What a fun book! I've read and liked Maureen Johnson's 13 Little Blue Envelopes and The Key to the Golden Firebird, but they didn't prepare me for the humor in this one. Some authors write the same book over and over again, just changing the names of the characters. Like Pete Hautman, it looks as though Maureen Johnson likes to throw her readers a curve ball now and then. I'm all for that.
Jane Jarvis is a senior at Saint Teresa's Preparatory School for Girls. Although highly intelligent, she is hardly their model student, since she is also opinionated, skeptical, and not prone to suffering in silence. She also has a talent for racking up the demerits. This means she's not exactly the nuns' favorite student. She won't win any popularity contests with her fellow students, either. So Jane isn't expecting much from Big-Little Day, the day that each incoming freshman chooses a senior to mentor her through the school year. She has hopes, though, that her best friend Allison will do better. Unfortunately, the Junior Judges, who write reviews of the seniors to help guide the freshmen towards good choices, pan them both. (Jane: If you are the angry, brainy type, consider Jane. She can be your personal Yoda. Allison: If you haven't got anyone else for your big and no one else will take a second...Well, we do what we must.) But maybe all isn't lost after all. Someone has left a red velvet cupcake (the edible kind) in Allison's locker, with a note that reads "WILL YOU BE MY BIG?" But when the ceremony begins, littles flock around all the popular seniors, but nobody comes near Jane, and nobody comes near Allison. Jane's cool with it, but Allison isn't. She starts to sweat. Her skins turns a sick shade of blue-gray. And then, just as a freshman starts to come her way...she projectile vomits. Poor Ally. Poor freshman.
After a disaster like that, it's a shock to both Jane and Allison when a girl wanders into the bathroom where Allison is hiding, sees Ally's humiliation, and offers to be Ally's little. Lanalee Tremone is a sophomore transfer student. She's the kind of girl who instantly attracts attention and revels in it. She's pretty, stylish, smart, and altogether not the kind of girl anyone would ever have expected to choose Ally for a big. It's supposed to be the bigs who help the littles, but in this case, it seems to work the other way around. Within days, Ally's got a new stylish haircut, a new look, and a new confidence in herself. She's also getting more and more distant with Jane. She also seems to have hooked up with Jane's old (but definitely not forgotten) boyfriend. This is not good, Jane thinks.
Little does Jane know - yet - that this is more than not good. This is, in fact, the opposite of good. This is evil.
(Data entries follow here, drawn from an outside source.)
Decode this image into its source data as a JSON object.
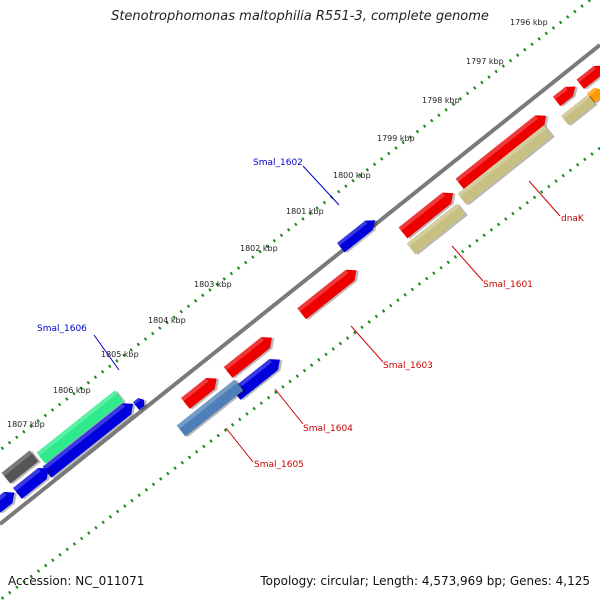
{
  "title": "Stenotrophomonas maltophilia R551-3, complete genome",
  "footer": {
    "accession": "Accession: NC_011071",
    "summary": "Topology: circular; Length: 4,573,969 bp; Genes: 4,125"
  },
  "colors": {
    "backbone": "#777777",
    "ticks": "#1a8a1a",
    "label_top": "#0000cc",
    "label_bottom": "#cc0000",
    "red": "#ee0000",
    "blue": "#0000dd",
    "olive": "#c8c083",
    "steelblue": "#4f7fb8",
    "green": "#2eea8c",
    "gray": "#555555",
    "orange": "#ff9900"
  },
  "scale_labels": [
    "1796 kbp",
    "1797 kbp",
    "1798 kbp",
    "1799 kbp",
    "1800 kbp",
    "1801 kbp",
    "1802 kbp",
    "1803 kbp",
    "1804 kbp",
    "1805 kbp",
    "1806 kbp",
    "1807 kbp"
  ],
  "gene_labels_top": [
    "Smal_1602",
    "Smal_1606"
  ],
  "gene_labels_bottom": [
    "dnaK",
    "Smal_1601",
    "Smal_1603",
    "Smal_1604",
    "Smal_1605"
  ]
}
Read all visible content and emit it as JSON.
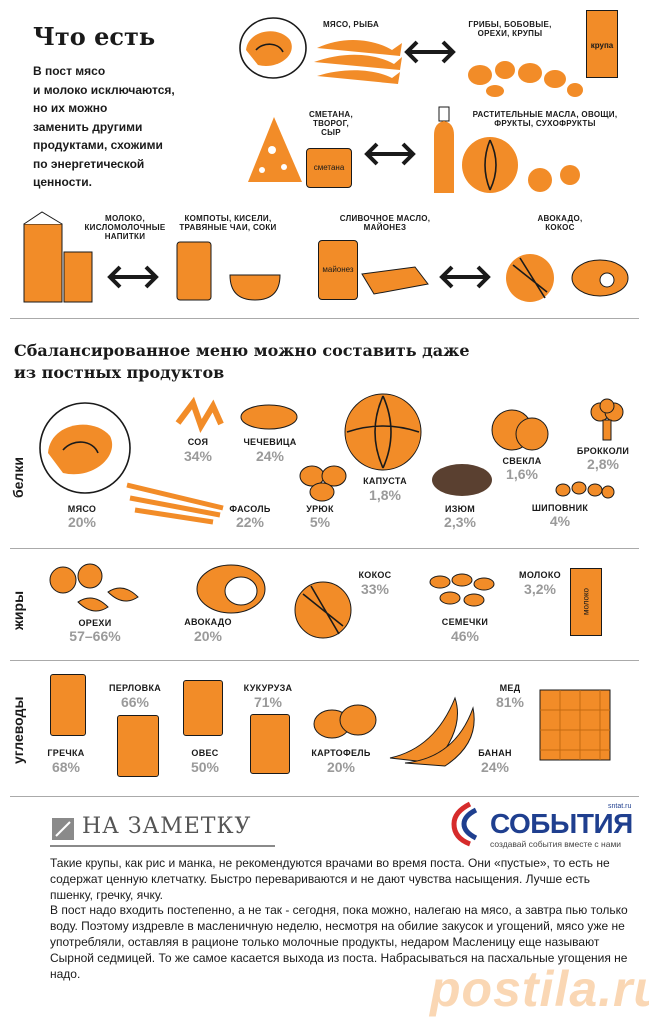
{
  "colors": {
    "accent": "#F28C28",
    "text": "#1a1a1a",
    "gray": "#9a9a9a",
    "brand_blue": "#1f3f8f",
    "brand_red": "#d62b2b"
  },
  "header": {
    "title": "Что есть",
    "lead": [
      "В пост мясо",
      "и молоко исключаются,",
      "но их можно",
      "заменить другими",
      "продуктами, схожими",
      "по энергетической",
      "ценности."
    ]
  },
  "swaps": {
    "meat_fish": "МЯСО, РЫБА",
    "mushrooms": [
      "ГРИБЫ, БОБОВЫЕ,",
      "ОРЕХИ, КРУПЫ"
    ],
    "groats_pack": "крупа",
    "dairy": [
      "СМЕТАНА,",
      "ТВОРОГ,",
      "СЫР"
    ],
    "smetana_jar": "сметана",
    "veg_oils": [
      "РАСТИТЕЛЬНЫЕ МАСЛА, ОВОЩИ,",
      "ФРУКТЫ, СУХОФРУКТЫ"
    ],
    "milk": [
      "МОЛОКО,",
      "КИСЛОМОЛОЧНЫЕ",
      "НАПИТКИ"
    ],
    "compotes": [
      "КОМПОТЫ, КИСЕЛИ,",
      "ТРАВЯНЫЕ ЧАИ, СОКИ"
    ],
    "butter": [
      "СЛИВОЧНОЕ МАСЛО,",
      "МАЙОНЕЗ"
    ],
    "mayo_jar": "майонез",
    "avocado": [
      "АВОКАДО,",
      "КОКОС"
    ]
  },
  "menu": {
    "heading": [
      "Сбалансированное меню можно составить даже",
      "из постных продуктов"
    ],
    "proteins": {
      "label": "белки",
      "items": [
        {
          "name": "МЯСО",
          "pct": "20%"
        },
        {
          "name": "СОЯ",
          "pct": "34%"
        },
        {
          "name": "ЧЕЧЕВИЦА",
          "pct": "24%"
        },
        {
          "name": "ФАСОЛЬ",
          "pct": "22%"
        },
        {
          "name": "УРЮК",
          "pct": "5%"
        },
        {
          "name": "КАПУСТА",
          "pct": "1,8%"
        },
        {
          "name": "ИЗЮМ",
          "pct": "2,3%"
        },
        {
          "name": "СВЕКЛА",
          "pct": "1,6%"
        },
        {
          "name": "БРОККОЛИ",
          "pct": "2,8%"
        },
        {
          "name": "ШИПОВНИК",
          "pct": "4%"
        }
      ]
    },
    "fats": {
      "label": "жиры",
      "items": [
        {
          "name": "ОРЕХИ",
          "pct": "57–66%"
        },
        {
          "name": "АВОКАДО",
          "pct": "20%"
        },
        {
          "name": "КОКОС",
          "pct": "33%"
        },
        {
          "name": "СЕМЕЧКИ",
          "pct": "46%"
        },
        {
          "name": "МОЛОКО",
          "pct": "3,2%"
        }
      ],
      "milk_pack": "молоко"
    },
    "carbs": {
      "label": "углеводы",
      "items": [
        {
          "name": "ГРЕЧКА",
          "pct": "68%"
        },
        {
          "name": "ПЕРЛОВКА",
          "pct": "66%"
        },
        {
          "name": "ОВЕС",
          "pct": "50%"
        },
        {
          "name": "КУКУРУЗА",
          "pct": "71%"
        },
        {
          "name": "КАРТОФЕЛЬ",
          "pct": "20%"
        },
        {
          "name": "БАНАН",
          "pct": "24%"
        },
        {
          "name": "МЕД",
          "pct": "81%"
        }
      ]
    }
  },
  "note": {
    "title": "НА ЗАМЕТКУ",
    "paragraphs": [
      "Такие крупы, как рис и манка, не рекомендуются врачами во время поста. Они «пустые», то есть не содержат ценную клетчатку. Быстро перевариваются и не дают чувства насыщения. Лучше есть пшенку, гречку, ячку.",
      "В пост надо входить постепенно, а не так - сегодня, пока можно, налегаю на мясо, а завтра пью только воду. Поэтому издревле в масленичную неделю, несмотря на обилие закусок и угощений, мясо уже не употребляли, оставляя в рационе только молочные продукты, недаром Масленицу еще называют Сырной седмицей. То же самое касается выхода из поста. Набрасываться на пасхальные угощения не надо."
    ]
  },
  "brand": {
    "site": "sntat.ru",
    "name": "СОБЫТИЯ",
    "tagline": "создавай события вместе с нами"
  },
  "watermark": "postila.ru"
}
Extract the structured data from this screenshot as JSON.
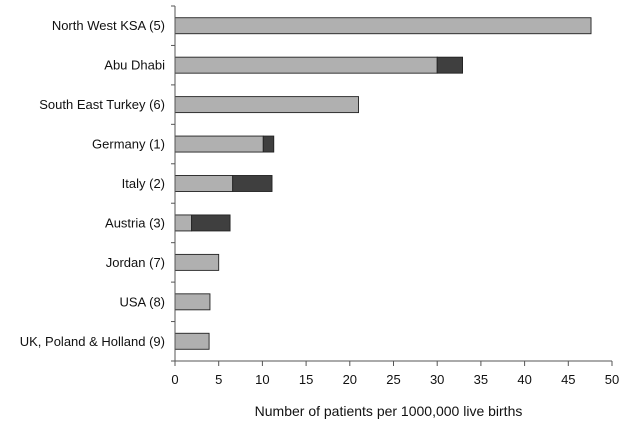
{
  "chart_data": {
    "type": "bar",
    "orientation": "horizontal",
    "stacked": true,
    "categories": [
      "North West KSA (5)",
      "Abu Dhabi",
      "South East Turkey (6)",
      "Germany (1)",
      "Italy (2)",
      "Austria (3)",
      "Jordan (7)",
      "USA (8)",
      "UK, Poland & Holland (9)"
    ],
    "series": [
      {
        "color": "#b0b0b0",
        "values": [
          47.6,
          30.0,
          21.0,
          10.1,
          6.6,
          1.9,
          5.0,
          4.0,
          3.9
        ]
      },
      {
        "color": "#3f3f3f",
        "values": [
          0,
          2.9,
          0,
          1.2,
          4.5,
          4.4,
          0,
          0,
          0
        ]
      }
    ],
    "xlabel": "Number of patients per 1000,000 live births",
    "xlim": [
      0,
      50
    ],
    "xticks": [
      0,
      5,
      10,
      15,
      20,
      25,
      30,
      35,
      40,
      45,
      50
    ],
    "grid": false,
    "legend": "none"
  }
}
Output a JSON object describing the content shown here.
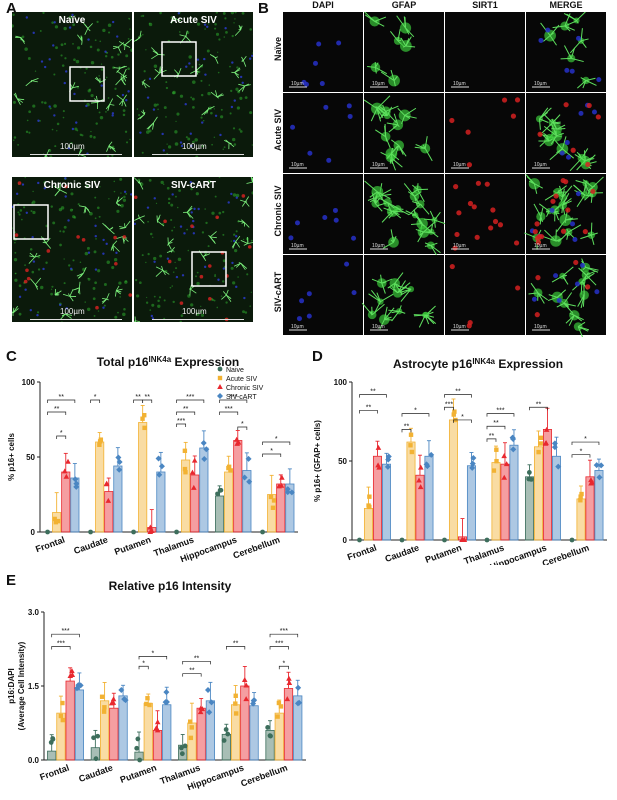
{
  "panels": {
    "a": {
      "letter": "A",
      "labels": [
        "Naïve",
        "Acute SIV",
        "Chronic SIV",
        "SIV-cART"
      ],
      "scale": "100µm"
    },
    "b": {
      "letter": "B",
      "columns": [
        "DAPI",
        "GFAP",
        "SIRT1",
        "MERGE"
      ],
      "rows": [
        "Naïve",
        "Acute SIV",
        "Chronic SIV",
        "SIV-cART"
      ],
      "scale": "10µm"
    },
    "c": {
      "letter": "C"
    },
    "d": {
      "letter": "D"
    },
    "e": {
      "letter": "E"
    }
  },
  "colors": {
    "naive": "#3d6e5c",
    "acute": "#f2b233",
    "chronic": "#e8282f",
    "cart": "#4a86c2"
  },
  "chart_data": [
    {
      "id": "c",
      "type": "bar",
      "title": "Total p16",
      "title_sup": "INK4a",
      "title_suffix": " Expression",
      "ylabel": "% p16+ cells",
      "ylim": [
        0,
        100
      ],
      "yticks": [
        0,
        50,
        100
      ],
      "categories": [
        "Frontal",
        "Caudate",
        "Putamen",
        "Thalamus",
        "Hippocampus",
        "Cerebellum"
      ],
      "legend": [
        "Naive",
        "Acute SIV",
        "Chronic SIV",
        "SIV-cART"
      ],
      "legend_position": "top-right",
      "series": [
        {
          "name": "Naive",
          "values": [
            0,
            0,
            0,
            0,
            24,
            0
          ]
        },
        {
          "name": "Acute SIV",
          "values": [
            13,
            60,
            73,
            48,
            40,
            25
          ]
        },
        {
          "name": "Chronic SIV",
          "values": [
            40,
            27,
            3,
            38,
            61,
            32
          ]
        },
        {
          "name": "SIV-cART",
          "values": [
            36,
            44,
            40,
            56,
            41,
            32
          ]
        }
      ]
    },
    {
      "id": "d",
      "type": "bar",
      "title": "Astrocyte p16",
      "title_sup": "INK4a",
      "title_suffix": " Expression",
      "ylabel": "% p16+ (GFAP+ cells)",
      "ylim": [
        0,
        100
      ],
      "yticks": [
        0,
        50,
        100
      ],
      "categories": [
        "Frontal",
        "Caudate",
        "Putamen",
        "Thalamus",
        "Hippocampus",
        "Cerebellum"
      ],
      "series": [
        {
          "name": "Naive",
          "values": [
            0,
            0,
            0,
            0,
            40,
            0
          ]
        },
        {
          "name": "Acute SIV",
          "values": [
            20,
            62,
            76,
            49,
            59,
            26
          ]
        },
        {
          "name": "Chronic SIV",
          "values": [
            53,
            41,
            2,
            48,
            70,
            40
          ]
        },
        {
          "name": "SIV-cART",
          "values": [
            48,
            53,
            47,
            60,
            53,
            44
          ]
        }
      ]
    },
    {
      "id": "e",
      "type": "bar",
      "title": "Relative p16 Intensity",
      "ylabel_lines": [
        "p16:DAPI",
        "(Average Cell Intensity)"
      ],
      "ylim": [
        0,
        3.0
      ],
      "yticks": [
        0.0,
        1.5,
        3.0
      ],
      "categories": [
        "Frontal",
        "Caudate",
        "Putamen",
        "Thalamus",
        "Hippocampus",
        "Cerebellum"
      ],
      "series": [
        {
          "name": "Naive",
          "values": [
            0.18,
            0.25,
            0.16,
            0.3,
            0.52,
            0.6
          ]
        },
        {
          "name": "Acute SIV",
          "values": [
            0.95,
            1.2,
            1.15,
            0.75,
            1.12,
            0.95
          ]
        },
        {
          "name": "Chronic SIV",
          "values": [
            1.6,
            1.05,
            0.6,
            1.05,
            1.5,
            1.45
          ]
        },
        {
          "name": "SIV-cART",
          "values": [
            1.42,
            1.3,
            1.12,
            1.2,
            1.1,
            1.3
          ]
        }
      ]
    }
  ]
}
As in, "Anyone bought any good souls lately?" evil. Now it's up to Jane, with a little help from Owen, a freshman from the boy's school across the road, to somehow save Allison. And if that's at the expense of her own soul, well, sometimes that's what a friend has to do.
Musings: Examples of stuff that made me laugh:
Jane has a younger sister named Joan. Joan got the looks in the family. Jane got the brains. ALL of the brains. As Jane says,
...I'm completely used to her looking up at me with that lip-glossy stare of hers and asking questions like, "Is the Tour de France in Spain?" or, "Do they make cotton out of plastic?" This is a girl who I had convinced that Alaska used to be called Frigidaire...She was lovely and happy, even if she was as intelligent as a rubber band.
And then there's this section, where Jane, Owen, and Brother Frank (a teacher at Jane's school) are discussing the nature of hell:
"Demons are always moving up; new ones are always coming in. You always have to keep trying to get promoted."
"Many large corporations are actually modeled on hell," Brother Frank added. "The policies and organization are almost identical."
I think this one might actually be my favorite. I so relate to the sentiments! Jane and Owen are at a party. They are not enjoying themselves.
Many stories below us, costumed adults were making their way to parties in town. "Paradise by the Dashboard Light" came thundering from inside the ballroom.
"DJs are from the other side," I said. "Right?"
"Yeah, a lot of them are," he said. "Especially the ones who do proms and weddings. How'd you know?"
"Just a guess. Anyone who tries to force other people into having fun like that...has to be evil."
"It's an entry-level position."
I thoroughly enjoyed this book. It has snarkiness, humor, tension, suspense, and a few good twists and turns. It doesn't try for totally-freak-you-out horror, but there is a definite creepiness factor. But I'll be honest. I mostly enjoyed it because it made me laugh. I liked Jane for her feistiness, her loyalty, and her sense of humor. I would happily read another book about her. By the way, if you check out Maureen Johnson's blog, you'll see that Jane's sense of humor is genetic: it comes from her "mother".